À partir d’expérimentations militaires d’isolement sensoriel, High Psychotank (2015) est une construction en hauteur qui contient un caisson rempli d’eau saturée de sel d’Epsom à température du corps. En se reposant dans cette solution saline, le corps humain atteint un niveau de relaxation absolue difficile à obtenir via d’autres procédés.
Hormis la dualité du parcours de l’exposition, le concept de duplicité, de double, caractérise le travail de Carsten Höller qu’on retrouve dans Twins. Commencée en 2005 à Tokyo, cette œuvre ne cesse d’évoluer depuis ? À chaque fois qu’elle est exposée, elle inclut un duo de vraies jumelles locales. La version de Santander affiche des gravures en vidéo de neuf couples de jeunes femmes provenant de neuf pays différents. Présentés sur des moniteurs en forme de couloir, les deux membres de chaque duo sont placés l’un en face de l’autre et prononcent, dans leur langue, des affirmations opposées.
Même si le concept du double est prépondérant dans l’œuvre de Carsten Höller, l’artiste explore aussi dans une série de travaux, le concept antagonique de la division. Cette investigation commença avec Division Wall, un dessin mural basé sur une formule mathématique permettant de peindre un mur en le divisant en fragments, chacun mesurant la moitié de la taille du précédant. La structure Platform obéit au même principe: chacune des portions circulaires mobiles, insérées dans la surface en métal, est la moitié de la précédente. En marchant dessus, le spectateur active une rotation, pouvant ainsi modifier le cours de sa visite.

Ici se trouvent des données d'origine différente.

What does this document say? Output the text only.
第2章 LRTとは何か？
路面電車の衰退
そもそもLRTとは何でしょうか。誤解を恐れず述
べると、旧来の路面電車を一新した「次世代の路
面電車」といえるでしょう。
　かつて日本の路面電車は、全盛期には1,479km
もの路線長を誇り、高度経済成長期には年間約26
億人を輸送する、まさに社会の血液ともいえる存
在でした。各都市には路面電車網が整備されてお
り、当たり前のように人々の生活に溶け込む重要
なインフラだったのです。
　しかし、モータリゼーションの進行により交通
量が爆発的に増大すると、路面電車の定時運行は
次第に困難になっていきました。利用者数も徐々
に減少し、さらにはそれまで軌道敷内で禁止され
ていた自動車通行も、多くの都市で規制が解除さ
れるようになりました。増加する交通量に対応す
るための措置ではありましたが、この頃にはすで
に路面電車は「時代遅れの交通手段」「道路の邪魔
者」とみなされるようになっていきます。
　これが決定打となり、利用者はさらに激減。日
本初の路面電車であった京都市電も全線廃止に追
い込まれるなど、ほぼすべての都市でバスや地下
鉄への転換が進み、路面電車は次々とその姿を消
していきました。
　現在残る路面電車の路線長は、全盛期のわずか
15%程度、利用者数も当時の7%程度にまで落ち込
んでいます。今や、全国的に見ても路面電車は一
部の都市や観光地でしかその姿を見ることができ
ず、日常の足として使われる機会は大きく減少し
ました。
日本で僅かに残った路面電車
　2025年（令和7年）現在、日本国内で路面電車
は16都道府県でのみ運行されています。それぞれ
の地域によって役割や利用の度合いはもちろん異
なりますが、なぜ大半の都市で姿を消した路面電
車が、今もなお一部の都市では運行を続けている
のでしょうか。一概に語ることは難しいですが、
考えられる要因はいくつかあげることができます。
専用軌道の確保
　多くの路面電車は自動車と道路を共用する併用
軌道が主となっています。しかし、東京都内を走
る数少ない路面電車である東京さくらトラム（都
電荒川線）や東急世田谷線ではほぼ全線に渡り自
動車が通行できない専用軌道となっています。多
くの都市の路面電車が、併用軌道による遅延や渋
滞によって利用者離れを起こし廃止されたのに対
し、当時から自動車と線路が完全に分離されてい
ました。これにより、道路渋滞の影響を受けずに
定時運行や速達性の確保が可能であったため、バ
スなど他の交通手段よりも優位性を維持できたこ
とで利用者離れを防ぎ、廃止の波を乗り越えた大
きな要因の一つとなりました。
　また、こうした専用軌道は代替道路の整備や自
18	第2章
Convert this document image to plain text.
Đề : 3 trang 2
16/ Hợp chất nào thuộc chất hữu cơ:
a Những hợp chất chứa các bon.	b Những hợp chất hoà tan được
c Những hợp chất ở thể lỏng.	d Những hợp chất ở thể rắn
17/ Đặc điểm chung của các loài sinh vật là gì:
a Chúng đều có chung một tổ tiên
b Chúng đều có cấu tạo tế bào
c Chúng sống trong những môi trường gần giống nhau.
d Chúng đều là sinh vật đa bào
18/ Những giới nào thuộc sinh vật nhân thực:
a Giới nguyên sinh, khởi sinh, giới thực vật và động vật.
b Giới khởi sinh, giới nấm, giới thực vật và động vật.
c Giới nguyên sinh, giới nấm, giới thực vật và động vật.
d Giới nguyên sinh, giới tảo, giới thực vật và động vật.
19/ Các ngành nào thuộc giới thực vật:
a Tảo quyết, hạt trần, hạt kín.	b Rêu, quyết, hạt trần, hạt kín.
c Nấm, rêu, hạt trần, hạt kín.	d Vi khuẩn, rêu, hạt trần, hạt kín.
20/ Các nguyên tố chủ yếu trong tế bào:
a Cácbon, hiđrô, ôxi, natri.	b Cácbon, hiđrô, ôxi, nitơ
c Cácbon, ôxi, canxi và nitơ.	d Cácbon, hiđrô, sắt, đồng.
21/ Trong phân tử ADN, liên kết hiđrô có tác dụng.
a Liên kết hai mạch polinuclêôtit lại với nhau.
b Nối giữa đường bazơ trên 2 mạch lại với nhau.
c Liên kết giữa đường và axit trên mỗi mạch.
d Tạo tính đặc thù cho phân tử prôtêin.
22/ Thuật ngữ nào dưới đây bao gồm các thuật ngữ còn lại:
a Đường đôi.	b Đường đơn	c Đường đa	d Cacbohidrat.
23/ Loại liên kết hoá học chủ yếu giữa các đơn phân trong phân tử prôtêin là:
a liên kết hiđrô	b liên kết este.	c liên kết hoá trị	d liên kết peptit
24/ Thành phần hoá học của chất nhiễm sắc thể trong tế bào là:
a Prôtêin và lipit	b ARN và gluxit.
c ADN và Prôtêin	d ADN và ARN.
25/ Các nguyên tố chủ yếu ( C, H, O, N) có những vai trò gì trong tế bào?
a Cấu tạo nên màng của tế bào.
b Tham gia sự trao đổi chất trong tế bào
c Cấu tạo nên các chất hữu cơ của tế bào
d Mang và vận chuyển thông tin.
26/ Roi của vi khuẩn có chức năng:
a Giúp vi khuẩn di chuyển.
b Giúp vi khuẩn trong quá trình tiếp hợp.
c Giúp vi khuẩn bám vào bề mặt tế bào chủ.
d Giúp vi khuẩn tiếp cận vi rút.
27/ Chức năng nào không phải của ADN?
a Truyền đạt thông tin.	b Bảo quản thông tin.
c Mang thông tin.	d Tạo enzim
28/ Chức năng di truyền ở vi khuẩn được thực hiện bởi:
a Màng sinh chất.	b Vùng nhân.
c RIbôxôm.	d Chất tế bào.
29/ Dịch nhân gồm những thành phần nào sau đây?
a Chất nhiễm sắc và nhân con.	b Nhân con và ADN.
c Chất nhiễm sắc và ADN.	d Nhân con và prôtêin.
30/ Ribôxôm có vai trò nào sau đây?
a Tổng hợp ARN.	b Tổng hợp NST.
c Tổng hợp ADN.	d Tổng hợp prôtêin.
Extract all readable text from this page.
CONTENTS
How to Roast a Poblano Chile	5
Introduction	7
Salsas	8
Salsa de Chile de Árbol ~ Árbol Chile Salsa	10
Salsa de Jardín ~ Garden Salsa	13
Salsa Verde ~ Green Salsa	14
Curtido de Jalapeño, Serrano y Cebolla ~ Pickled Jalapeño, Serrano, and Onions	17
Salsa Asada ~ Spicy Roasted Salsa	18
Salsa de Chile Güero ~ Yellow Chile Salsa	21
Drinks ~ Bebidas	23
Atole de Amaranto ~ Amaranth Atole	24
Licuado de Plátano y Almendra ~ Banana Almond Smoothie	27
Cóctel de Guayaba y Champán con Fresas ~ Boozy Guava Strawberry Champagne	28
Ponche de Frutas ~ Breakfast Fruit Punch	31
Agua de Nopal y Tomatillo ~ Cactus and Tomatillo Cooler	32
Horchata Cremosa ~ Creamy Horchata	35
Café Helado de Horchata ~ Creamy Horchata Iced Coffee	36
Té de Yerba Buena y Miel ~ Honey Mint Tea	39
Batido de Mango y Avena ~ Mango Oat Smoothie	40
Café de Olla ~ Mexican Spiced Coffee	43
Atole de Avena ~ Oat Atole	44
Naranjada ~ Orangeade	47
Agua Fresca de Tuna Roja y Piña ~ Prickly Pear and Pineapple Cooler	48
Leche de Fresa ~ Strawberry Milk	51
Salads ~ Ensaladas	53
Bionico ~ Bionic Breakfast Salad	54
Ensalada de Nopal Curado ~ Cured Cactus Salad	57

Reprenant son ancien intérêt pour la science du comportement, Carsten Höller a souvent travaillé sur les oiseaux, plus précisément sur les canaris. Canary Scale est la dernière itération de cette recherche. Deux cages de taille identique sont accrochées au plafond et reliées entre elles par une balance et contiennent un nombre identique de canaris d’espèces différentes. Les deux volières sont en plus similaires en termes de forme, poids et caractéristiques. L’aiguille et le curseur de la balance permettent au visiteur de savoir si les deux éléments pendent au même niveau, ou si les mouvements des oiseaux modifient l’équilibre. Le visiteur est penché et observe les différences de comportement des habitants de chaque cage: chant, modèles de vol, etc.
Même si le titre de Y peut sembler d’entrée extrêmement simple, les multiples interprétations évoquées et la complexité du sens en font un symbole parfait pour vivre une expérience à multiples facettes.
Höller encadrera aussi, un groupe de quinze jeunes artistes internationaux, dans l’Atelier des Arts Plastiques de Villa Iris organisé par la Fondation Botín. Depuis 1994 ces ateliers ont réuni chaque année à Santander des créateurs talentueux comme Juan Uslé, Gabriel Orozco, Julião Sarmento, Miroslaw Balka, Antoni Muntadas, Jannis Kounellis, Mona Hatoum, Paul Graham, Tacita Dean ou Carlos Garaicoa, parmi tant d’autres.
La Fondation Botín remercie la collaboration et l’implication de Inelcom et de la Collection Odeur Visuelle, deux sociétés espagnoles visionnaires qui grâce à leur savoir-faire ont permis à l’artiste de produire deux nouvelles «expérimentations». Mille mercis à la Hayward Gallery (Londres) et au Thyssen-Bornemisza Art Contemporary (Vienne), qui ont coproduit deux œuvres de cette exposition.